In a small bathroom the corner is only two or three feet from the doorway, but those two or three feet do the work. The two side walls open outward from the camera instead of converging inward. The diagonal across the room becomes the longest axis the camera sees, which is what you want.
If the bathroom has no usable corner — galley layout, single-occupancy half-bath — shoot from inside the room, low, framing the vanity or the tub as the main subject, with the rest of the room as supporting context.
2. Get the photographer out of the mirror
Three options, in order of effort:
- Reframe. Move the tripod two to three feet so the mirror reflects a wall or a window, not you. This is the right answer 80% of the time.
- Shoot the room in two photos. One photo of the vanity with the mirror clean; one photo of the rest of the bathroom from a different angle. The buyer reads both as parts of one room.
- Use the timer or the volume-down button, then step behind the wall before the shutter trips. The phone on a tripod handles this cleanly — see The $30 mini tripod that pays for itself in one shoot.
3. Fix the mixed-light problem before the shoot
Match the bulbs in the vanity bar. Three warm-white bulbs (2700K) is the safest default. If the room has a window and the daylight is the dominant light source, you can run cool-white bulbs (3000K–3500K) to match — but the mix of warm and cool inside the same room is what kills the photo. Match the temperature, not the colour.
Replace anything burned out. A bathroom with two vanity bulbs lit and one dark reads as “this house is not cared for” before the buyer can articulate why.
4. Camera at chest height — and slightly more often, at hip height
For most rooms, chest height (four to five feet) is correct. Bathrooms are the exception. Vanities and counters sit lower than living-room surfaces, and a chest-height camera makes the counter look like the focal point.

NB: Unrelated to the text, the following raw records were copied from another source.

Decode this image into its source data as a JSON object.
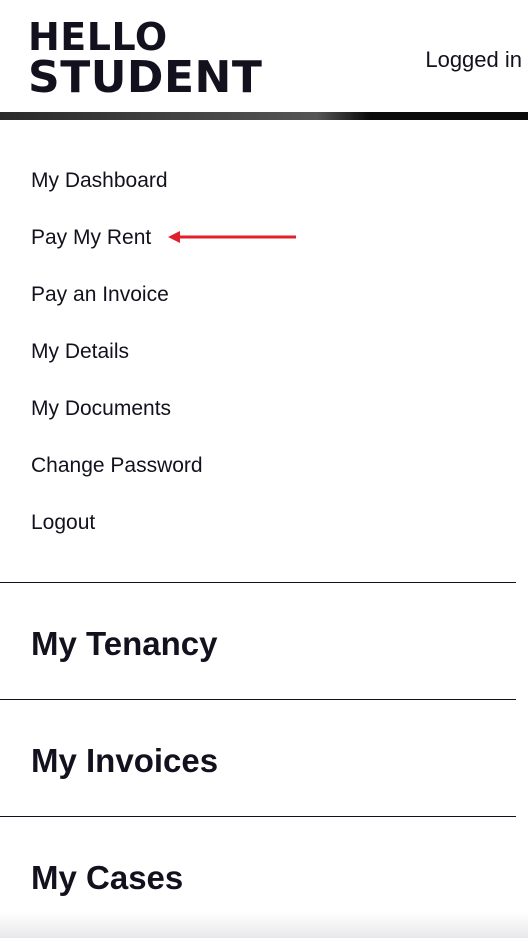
{
  "header": {
    "logo_line1": "HELLO",
    "logo_line2": "STUDENT",
    "logged_in_label": "Logged in"
  },
  "nav": {
    "items": [
      {
        "label": "My Dashboard"
      },
      {
        "label": "Pay My Rent"
      },
      {
        "label": "Pay an Invoice"
      },
      {
        "label": "My Details"
      },
      {
        "label": "My Documents"
      },
      {
        "label": "Change Password"
      },
      {
        "label": "Logout"
      }
    ]
  },
  "sections": [
    {
      "title": "My Tenancy"
    },
    {
      "title": "My Invoices"
    },
    {
      "title": "My Cases"
    }
  ],
  "colors": {
    "text": "#14111e",
    "arrow": "#e0202b"
  },
  "icons": {
    "annotation": "red-arrow-icon"
  }
}
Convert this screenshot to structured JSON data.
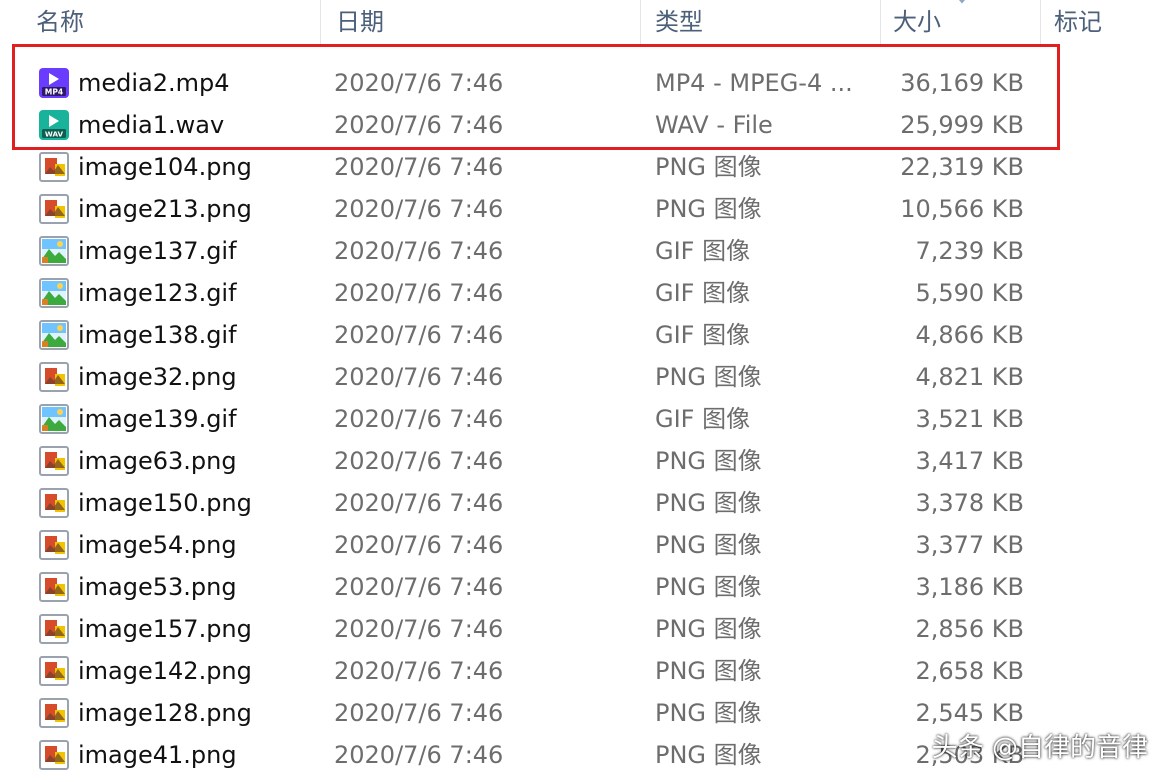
{
  "header": {
    "name": "名称",
    "date": "日期",
    "type": "类型",
    "size": "大小",
    "tag": "标记"
  },
  "files": [
    {
      "name": "media2.mp4",
      "date": "2020/7/6 7:46",
      "type": "MP4 - MPEG-4 ...",
      "size": "36,169 KB",
      "icon": "mp4-file-icon"
    },
    {
      "name": "media1.wav",
      "date": "2020/7/6 7:46",
      "type": "WAV - File",
      "size": "25,999 KB",
      "icon": "wav-file-icon"
    },
    {
      "name": "image104.png",
      "date": "2020/7/6 7:46",
      "type": "PNG 图像",
      "size": "22,319 KB",
      "icon": "png-file-icon"
    },
    {
      "name": "image213.png",
      "date": "2020/7/6 7:46",
      "type": "PNG 图像",
      "size": "10,566 KB",
      "icon": "png-file-icon"
    },
    {
      "name": "image137.gif",
      "date": "2020/7/6 7:46",
      "type": "GIF 图像",
      "size": "7,239 KB",
      "icon": "gif-file-icon"
    },
    {
      "name": "image123.gif",
      "date": "2020/7/6 7:46",
      "type": "GIF 图像",
      "size": "5,590 KB",
      "icon": "gif-file-icon"
    },
    {
      "name": "image138.gif",
      "date": "2020/7/6 7:46",
      "type": "GIF 图像",
      "size": "4,866 KB",
      "icon": "gif-file-icon"
    },
    {
      "name": "image32.png",
      "date": "2020/7/6 7:46",
      "type": "PNG 图像",
      "size": "4,821 KB",
      "icon": "png-file-icon"
    },
    {
      "name": "image139.gif",
      "date": "2020/7/6 7:46",
      "type": "GIF 图像",
      "size": "3,521 KB",
      "icon": "gif-file-icon"
    },
    {
      "name": "image63.png",
      "date": "2020/7/6 7:46",
      "type": "PNG 图像",
      "size": "3,417 KB",
      "icon": "png-file-icon"
    },
    {
      "name": "image150.png",
      "date": "2020/7/6 7:46",
      "type": "PNG 图像",
      "size": "3,378 KB",
      "icon": "png-file-icon"
    },
    {
      "name": "image54.png",
      "date": "2020/7/6 7:46",
      "type": "PNG 图像",
      "size": "3,377 KB",
      "icon": "png-file-icon"
    },
    {
      "name": "image53.png",
      "date": "2020/7/6 7:46",
      "type": "PNG 图像",
      "size": "3,186 KB",
      "icon": "png-file-icon"
    },
    {
      "name": "image157.png",
      "date": "2020/7/6 7:46",
      "type": "PNG 图像",
      "size": "2,856 KB",
      "icon": "png-file-icon"
    },
    {
      "name": "image142.png",
      "date": "2020/7/6 7:46",
      "type": "PNG 图像",
      "size": "2,658 KB",
      "icon": "png-file-icon"
    },
    {
      "name": "image128.png",
      "date": "2020/7/6 7:46",
      "type": "PNG 图像",
      "size": "2,545 KB",
      "icon": "png-file-icon"
    },
    {
      "name": "image41.png",
      "date": "2020/7/6 7:46",
      "type": "PNG 图像",
      "size": "2,503 KB",
      "icon": "png-file-icon"
    }
  ],
  "watermark": "头条 @自律的音律",
  "colors": {
    "highlight_border": "#e02020",
    "header_text": "#4c607a",
    "secondary_text": "#6d6d6d"
  }
}
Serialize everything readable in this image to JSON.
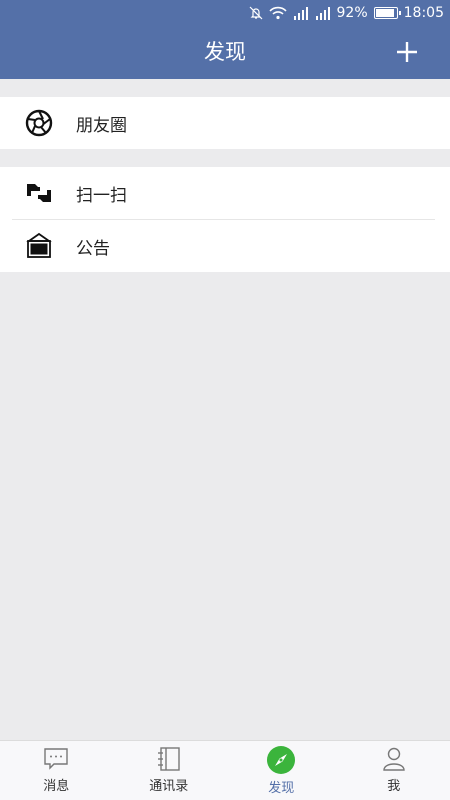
{
  "status_bar": {
    "battery": "92%",
    "time": "18:05",
    "battery_level": 0.92,
    "icons": [
      "mute-icon",
      "wifi-icon",
      "signal-icon",
      "signal-icon",
      "battery-icon"
    ]
  },
  "header": {
    "title": "发现",
    "add_icon": "plus-icon",
    "background": "#5470a8"
  },
  "groups": [
    {
      "items": [
        {
          "label": "朋友圈",
          "icon": "moments-aperture-icon"
        }
      ]
    },
    {
      "items": [
        {
          "label": "扫一扫",
          "icon": "scan-icon"
        },
        {
          "label": "公告",
          "icon": "announcement-icon"
        }
      ]
    }
  ],
  "tabbar": {
    "tabs": [
      {
        "label": "消息",
        "icon": "chat-bubble-icon",
        "active": false
      },
      {
        "label": "通讯录",
        "icon": "contacts-book-icon",
        "active": false
      },
      {
        "label": "发现",
        "icon": "compass-icon",
        "active": true
      },
      {
        "label": "我",
        "icon": "person-icon",
        "active": false
      }
    ],
    "active_color": "#3bb43c"
  }
}
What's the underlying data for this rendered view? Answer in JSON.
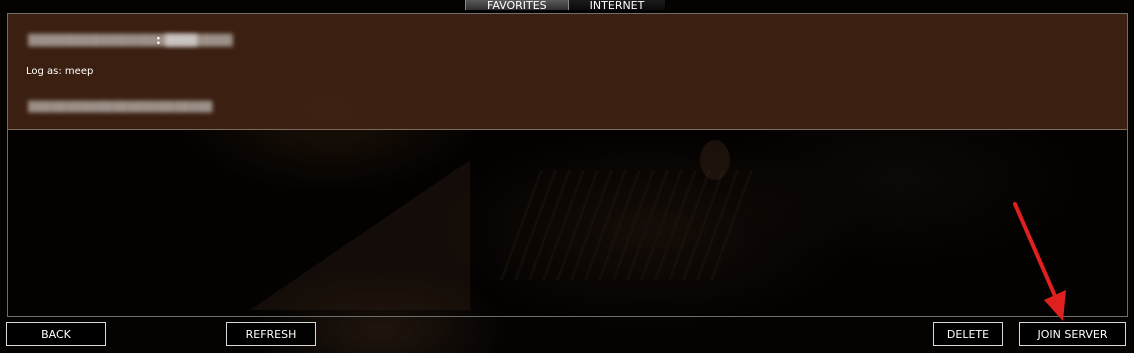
{
  "tabs": [
    {
      "label": "FAVORITES",
      "active": true
    },
    {
      "label": "INTERNET",
      "active": false
    }
  ],
  "server": {
    "name_obscured": "",
    "colon": ":",
    "port_obscured": "",
    "login_label": "Log as: meep",
    "description_obscured": ""
  },
  "buttons": {
    "back": "BACK",
    "refresh": "REFRESH",
    "delete": "DELETE",
    "join": "JOIN SERVER"
  },
  "colors": {
    "selected_row": "#40220f",
    "annotation_arrow": "#e01f1f"
  }
}
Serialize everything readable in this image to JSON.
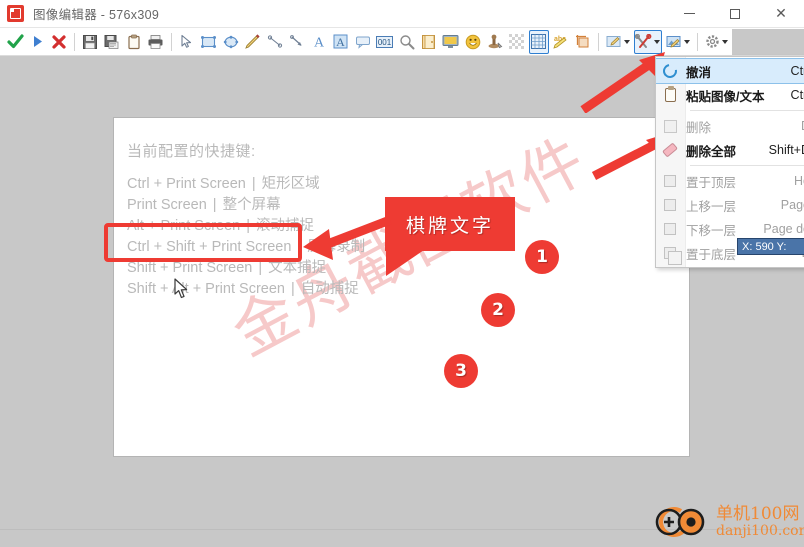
{
  "window": {
    "title": "图像编辑器 - 576x309",
    "app_icon": "image-editor-icon",
    "controls": {
      "minimize": "–",
      "maximize": "□",
      "close": "✕"
    }
  },
  "toolbar": {
    "items": [
      {
        "name": "confirm-button",
        "icon": "green-check-icon",
        "glyph": "✔",
        "color": "#21a34a"
      },
      {
        "name": "run-button",
        "icon": "blue-play-icon",
        "glyph": "▶",
        "color": "#3f7fd0"
      },
      {
        "name": "cancel-button",
        "icon": "red-cross-icon",
        "glyph": "✖",
        "color": "#d32f2f"
      },
      {
        "name": "save-button",
        "icon": "floppy-save-icon",
        "glyph": "💾",
        "color": "#555555"
      },
      {
        "name": "save-as-button",
        "icon": "floppy-save-as-icon",
        "glyph": "🖫",
        "color": "#555555"
      },
      {
        "name": "clipboard-button",
        "icon": "clipboard-icon",
        "glyph": "📋",
        "color": "#8a6e4f"
      },
      {
        "name": "print-button",
        "icon": "printer-icon",
        "glyph": "🖨",
        "color": "#4a4a4a"
      },
      {
        "name": "select-tool",
        "icon": "cursor-arrow-icon",
        "glyph": "➤",
        "color": "#6f7f94"
      },
      {
        "name": "rectangle-tool",
        "icon": "rectangle-icon",
        "glyph": "▭",
        "color": "#5b8fc9"
      },
      {
        "name": "ellipse-tool",
        "icon": "ellipse-icon",
        "glyph": "◯",
        "color": "#5b8fc9"
      },
      {
        "name": "pencil-tool",
        "icon": "pencil-icon",
        "glyph": "✏",
        "color": "#d9a23a"
      },
      {
        "name": "line-tool",
        "icon": "line-icon",
        "glyph": "╲",
        "color": "#6f7f94"
      },
      {
        "name": "arrow-tool",
        "icon": "arrow-icon",
        "glyph": "↘",
        "color": "#6f7f94"
      },
      {
        "name": "text-tool",
        "icon": "letter-a-icon",
        "glyph": "A",
        "color": "#5b8fc9"
      },
      {
        "name": "text-box-tool",
        "icon": "letter-a-box-icon",
        "glyph": "A",
        "color": "#5b8fc9"
      },
      {
        "name": "callout-tool",
        "icon": "speech-bubble-icon",
        "glyph": "🗨",
        "color": "#8fb4d8"
      },
      {
        "name": "number-tool",
        "icon": "number-001-icon",
        "glyph": "001",
        "color": "#4a7cb5"
      },
      {
        "name": "magnifier-tool",
        "icon": "magnifier-icon",
        "glyph": "🔍",
        "color": "#8a8a8a"
      },
      {
        "name": "image-tool",
        "icon": "image-insert-icon",
        "glyph": "🖼",
        "color": "#d8a14a"
      },
      {
        "name": "screen-tool",
        "icon": "monitor-icon",
        "glyph": "🖥",
        "color": "#c8a040"
      },
      {
        "name": "emoji-tool",
        "icon": "smiley-icon",
        "glyph": "😀",
        "color": "#e2b33a"
      },
      {
        "name": "stamp-tool",
        "icon": "stamp-icon",
        "glyph": "🖋",
        "color": "#8a6e4f"
      },
      {
        "name": "mosaic-tool",
        "icon": "mosaic-icon",
        "glyph": "▒",
        "color": "#c0c0c0"
      },
      {
        "name": "grid-tool",
        "icon": "grid-icon",
        "glyph": "▦",
        "color": "#4a7cb5",
        "active": true
      },
      {
        "name": "watermark-tool",
        "icon": "abc-pencil-icon",
        "glyph": "abc",
        "color": "#d9b33a"
      },
      {
        "name": "crop-tool",
        "icon": "crop-icon",
        "glyph": "⌗",
        "color": "#d98a3a"
      }
    ],
    "dropdowns": [
      {
        "name": "edit-dropdown",
        "icon": "edit-pencil-icon",
        "glyph": "✎",
        "color": "#7a9cc0"
      },
      {
        "name": "tools-dropdown",
        "icon": "wrench-screwdriver-icon",
        "glyph": "⚒",
        "color": "#cc3b33",
        "active": true
      },
      {
        "name": "image-dropdown",
        "icon": "image-edit-icon",
        "glyph": "🖼",
        "color": "#5b8fc9"
      },
      {
        "name": "settings-dropdown",
        "icon": "gear-icon",
        "glyph": "⚙",
        "color": "#888888"
      }
    ]
  },
  "canvas": {
    "heading": "当前配置的快捷键:",
    "watermark_diagonal": "金舟截图软件",
    "shortcuts": [
      {
        "keys": "Ctrl + Print Screen",
        "sep": "|",
        "action": "矩形区域"
      },
      {
        "keys": "Print Screen",
        "sep": "|",
        "action": "整个屏幕"
      },
      {
        "keys": "Alt + Print Screen",
        "sep": "|",
        "action": "滚动捕捉"
      },
      {
        "keys": "Ctrl + Shift + Print Screen",
        "sep": "|",
        "action": "屏幕录制"
      },
      {
        "keys": "Shift + Print Screen",
        "sep": "|",
        "action": "文本捕捉"
      },
      {
        "keys": "Shift + Alt + Print Screen",
        "sep": "|",
        "action": "自动捕捉"
      }
    ],
    "annotations": {
      "callout_text": "棋牌文字",
      "badges": [
        "1",
        "2",
        "3"
      ],
      "accent_color": "#ee3b33"
    }
  },
  "menu": {
    "items": [
      {
        "label": "撤消",
        "shortcut": "Ctrl",
        "icon": "undo-icon",
        "disabled": false,
        "highlight": true
      },
      {
        "label": "粘贴图像/文本",
        "shortcut": "Ctrl",
        "icon": "clipboard-paste-icon",
        "disabled": false,
        "highlight": false
      },
      {
        "separator": true
      },
      {
        "label": "删除",
        "shortcut": "D",
        "icon": "delete-icon",
        "disabled": true,
        "highlight": false
      },
      {
        "label": "删除全部",
        "shortcut": "Shift+D",
        "icon": "eraser-icon",
        "disabled": false,
        "highlight": false
      },
      {
        "separator": true
      },
      {
        "label": "置于顶层",
        "shortcut": "Ho",
        "icon": "bring-to-front-icon",
        "disabled": true,
        "highlight": false
      },
      {
        "label": "上移一层",
        "shortcut": "Page",
        "icon": "bring-forward-icon",
        "disabled": true,
        "highlight": false
      },
      {
        "label": "下移一层",
        "shortcut": "Page do",
        "icon": "send-backward-icon",
        "disabled": true,
        "highlight": false
      },
      {
        "label": "置于底层",
        "shortcut": "E",
        "icon": "send-to-back-icon",
        "disabled": true,
        "highlight": false
      }
    ]
  },
  "coordinate_tooltip": {
    "text": "X: 590 Y:"
  },
  "watermark_logo": {
    "cn": "单机100网",
    "en": "danji100.com",
    "color": "#f08a36"
  },
  "statusbar": {
    "text": ""
  }
}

The grid still applies. Keep verticals straight.
What buyers are actually looking for in the bathroom photo
The bathroom photo is not a beauty shot. It is a functionality and quality shot. Buyers want to see:
- The size relationship between the tub or shower, the vanity, and the toilet. They are checking whether they can move comfortably in the room.
- Storage. Vanity drawers, linen closet, recessed shelving in the shower, medicine cabinet.
- The finishes. Tile, counter, fixtures, faucet. Specifically: are the finishes consistent and reasonably current?
- Light. Is there a window? Is the vanity well-lit? Bathrooms with no window are not deal-breakers, but they need to read bright enough to feel cared for.
A bathroom photo that surfaces those four cleanly will outperform a beauty shot every time.
Two specific buyer-preference numbers worth knowing: the NAHB What Home Buyers Really Want survey has reported for years that private water closets, walk-in pantries, and double vanities rank among the most-desired bathroom and adjacent-storage features. A bathroom listing photo that shows even one of these in passing — a dedicated water closet door, a clearly visible second vanity sink, a glimpse of a linen closet — does work the description cannot.
The short version
Bathrooms photograph small because the camera is in the doorway, the mirror is full of photographer, the bulbs do not match, and the tripod is at the wrong height. Fix those four and the room reads its actual size. Hip-height tripod, corner position, matched bulbs, mirror clear of reflections. That is the entire technique.
Sources
- NAHB — What Home Buyers Really Want (most recent edition, biennial)
- NAR — 2024 Profile of Home Buyers and Sellers Highlights
The room is bigger than the photo. Shoot it that way.